La structure ternaire des asolani montre une perfection géométrique, elle crée une image où tout se tient ; en même temps, avec ses jeux compliqués de perspective, elle semble nous inviter à chercher autre chose, elle nous pousse à entrer dans les coulisses, là où les règles et les trucages de la mise en scène se manifestent de façon plus évidente. En effet, le texte construit une machine optique complexe, il nous invite à ne pas nous contenter de la vision ordonnée, à deux dimensions, que l’ordre de la lecture et la succession des pages nous suggèrent. Essayons de déceler tout d’abord quel est le point de vue multiple que le texte construit sur lui-même, puis quelles suggestions figuratives interviennent dans cette opération.
Avant tout, nous devons remarquer que la structure que nous avons décrite – une structure double, où les trois scènes initiales, c’est-à-dire les trois jeunes filles qui chantent, résument de façon emblématique les trois livres qui suivront – est le fruit d’un changement de mise en scène.

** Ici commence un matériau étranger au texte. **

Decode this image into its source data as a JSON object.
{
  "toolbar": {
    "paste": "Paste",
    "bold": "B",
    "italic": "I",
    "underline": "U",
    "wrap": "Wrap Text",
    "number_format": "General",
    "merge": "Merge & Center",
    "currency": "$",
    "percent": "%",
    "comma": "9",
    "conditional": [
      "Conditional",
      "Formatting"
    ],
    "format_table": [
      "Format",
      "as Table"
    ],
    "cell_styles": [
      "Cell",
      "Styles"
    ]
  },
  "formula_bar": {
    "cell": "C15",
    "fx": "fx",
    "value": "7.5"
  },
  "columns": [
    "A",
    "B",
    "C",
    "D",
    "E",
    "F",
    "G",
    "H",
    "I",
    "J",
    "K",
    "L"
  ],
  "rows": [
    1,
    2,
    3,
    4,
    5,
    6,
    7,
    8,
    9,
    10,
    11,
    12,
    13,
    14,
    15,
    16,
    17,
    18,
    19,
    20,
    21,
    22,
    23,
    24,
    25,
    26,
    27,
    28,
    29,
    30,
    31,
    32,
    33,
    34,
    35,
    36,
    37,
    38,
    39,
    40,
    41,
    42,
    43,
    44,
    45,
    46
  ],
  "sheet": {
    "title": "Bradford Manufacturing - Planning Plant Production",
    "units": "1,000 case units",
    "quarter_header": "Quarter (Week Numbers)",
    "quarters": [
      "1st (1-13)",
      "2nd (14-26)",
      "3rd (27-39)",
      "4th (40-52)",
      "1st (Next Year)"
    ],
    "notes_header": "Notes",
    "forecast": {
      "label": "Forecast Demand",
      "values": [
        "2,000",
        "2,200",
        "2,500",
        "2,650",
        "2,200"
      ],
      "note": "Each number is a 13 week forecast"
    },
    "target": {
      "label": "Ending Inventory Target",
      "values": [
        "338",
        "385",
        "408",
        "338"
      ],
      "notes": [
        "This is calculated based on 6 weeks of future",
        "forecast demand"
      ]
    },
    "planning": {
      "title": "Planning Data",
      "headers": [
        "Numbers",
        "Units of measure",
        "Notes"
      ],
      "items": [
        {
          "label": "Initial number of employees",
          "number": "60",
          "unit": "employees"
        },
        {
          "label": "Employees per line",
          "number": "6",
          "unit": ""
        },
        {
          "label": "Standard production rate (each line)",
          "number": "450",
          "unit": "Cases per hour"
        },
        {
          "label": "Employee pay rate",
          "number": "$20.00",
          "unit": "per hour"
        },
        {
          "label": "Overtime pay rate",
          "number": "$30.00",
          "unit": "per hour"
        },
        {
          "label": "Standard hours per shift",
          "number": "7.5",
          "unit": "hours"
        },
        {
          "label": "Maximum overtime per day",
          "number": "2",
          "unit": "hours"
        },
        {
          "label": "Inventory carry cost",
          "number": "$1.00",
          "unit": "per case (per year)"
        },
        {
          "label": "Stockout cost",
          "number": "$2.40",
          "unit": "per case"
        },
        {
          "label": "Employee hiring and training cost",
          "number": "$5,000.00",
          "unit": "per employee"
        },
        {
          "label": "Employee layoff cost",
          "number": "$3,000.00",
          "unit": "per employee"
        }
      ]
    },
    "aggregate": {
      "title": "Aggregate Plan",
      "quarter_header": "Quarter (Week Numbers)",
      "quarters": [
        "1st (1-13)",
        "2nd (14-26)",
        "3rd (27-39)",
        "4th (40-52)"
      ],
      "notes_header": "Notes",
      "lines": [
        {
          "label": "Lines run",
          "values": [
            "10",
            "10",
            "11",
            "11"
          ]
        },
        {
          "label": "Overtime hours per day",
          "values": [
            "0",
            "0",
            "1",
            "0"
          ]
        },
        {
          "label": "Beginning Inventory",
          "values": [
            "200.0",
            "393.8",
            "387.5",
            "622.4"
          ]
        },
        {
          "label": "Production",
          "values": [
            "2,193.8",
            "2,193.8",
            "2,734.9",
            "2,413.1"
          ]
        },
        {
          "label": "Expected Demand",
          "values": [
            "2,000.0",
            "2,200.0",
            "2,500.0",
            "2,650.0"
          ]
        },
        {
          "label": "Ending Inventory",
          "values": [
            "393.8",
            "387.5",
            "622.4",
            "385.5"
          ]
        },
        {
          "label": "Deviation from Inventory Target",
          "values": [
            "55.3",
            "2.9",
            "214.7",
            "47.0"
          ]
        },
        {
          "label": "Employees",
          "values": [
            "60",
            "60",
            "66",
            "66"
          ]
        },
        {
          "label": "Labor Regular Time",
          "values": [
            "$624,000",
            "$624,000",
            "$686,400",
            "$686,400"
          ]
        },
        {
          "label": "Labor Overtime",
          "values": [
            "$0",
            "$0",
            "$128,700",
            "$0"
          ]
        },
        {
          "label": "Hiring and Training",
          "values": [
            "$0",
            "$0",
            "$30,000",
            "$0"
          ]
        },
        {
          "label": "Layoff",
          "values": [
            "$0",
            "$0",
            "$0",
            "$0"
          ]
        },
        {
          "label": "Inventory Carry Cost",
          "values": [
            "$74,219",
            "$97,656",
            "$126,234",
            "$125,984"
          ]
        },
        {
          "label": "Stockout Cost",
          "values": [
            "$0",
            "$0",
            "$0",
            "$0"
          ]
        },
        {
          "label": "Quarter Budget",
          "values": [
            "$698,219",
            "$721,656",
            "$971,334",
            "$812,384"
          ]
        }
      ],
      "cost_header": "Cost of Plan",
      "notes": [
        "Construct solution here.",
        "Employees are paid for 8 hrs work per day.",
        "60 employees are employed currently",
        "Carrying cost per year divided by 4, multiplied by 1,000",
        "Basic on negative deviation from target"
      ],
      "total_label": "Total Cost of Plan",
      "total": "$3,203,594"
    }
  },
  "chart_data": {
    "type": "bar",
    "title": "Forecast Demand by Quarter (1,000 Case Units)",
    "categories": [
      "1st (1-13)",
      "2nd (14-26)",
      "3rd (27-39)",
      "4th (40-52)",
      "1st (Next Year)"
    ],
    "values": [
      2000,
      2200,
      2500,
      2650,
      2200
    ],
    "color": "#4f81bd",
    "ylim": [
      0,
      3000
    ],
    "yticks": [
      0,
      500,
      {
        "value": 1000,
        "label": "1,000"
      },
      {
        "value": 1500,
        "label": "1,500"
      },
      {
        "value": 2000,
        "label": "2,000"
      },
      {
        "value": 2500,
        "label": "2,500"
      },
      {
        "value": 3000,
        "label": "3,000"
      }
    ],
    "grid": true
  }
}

Celle-ci apparaît, en effet, dans la version imprimée, alors que dans la version manuscrite précédente, Gismondo invitait ses amis dans le jardin ; il évoquait les deux chansons qui louaient et critiquaient l’amour et que deux jeunes filles avaient chantées en présence de la reine ; chansons dont il tirait le sujet qu’il proposait au groupe.11
Il s’agit donc d’une structure à laquelle l’auteur attribue une importance particulière. Dans sa version définitive, cette structure prend un rythme ternaire, elle renonce au flash back, c’est-à-dire à l’ordo artificialis du récit et le remplace par une scansion temporelle en deux temps qui se reflètent l’un dans l’autre : en effet, les trois chansons des jeunes filles et les propos des trois jeunes hommes se correspondent, ils renvoient les uns aux autres ; de plus, les scènes des dialogues, bien plus amples et plus analytiques, se placent, de façon idéale, derrière les trois scènes du début et en constituent la toile de fond. Nous nous limiterons à mentionner que cette structure est l’un des signaux qui incitent à lire de façon différente le contenu réel de l’ouvrage. Plus qu’inviter à l’amour néoplatonicien, les asolani mettent en scène la nature même de la littérature, sa capacité de donner forme à ce qui peut être dit, de jouer avec ses différentes possibilités expressives. Les poètes expérimentent les différentes formes des images, affirme par exemple Gismondo ; s’ils parlent de l’amour en termes de douleur même lorsque leur amour est partagé, ils le font « per porgere diversi suggeti agl’inchiostri, accio` che con questi colori i loro fingimenti variando, l’amorosa pintura riesca agli occhi de’ riguardanti più vaga » (II, viii, p. 270 : “pour offrir différents thèmes à l’écriture, afin que, variant leurs inventions avec ces couleurs, l’amoureuse peinture apparaisse plus belle aux yeux de ceux qui regardent”).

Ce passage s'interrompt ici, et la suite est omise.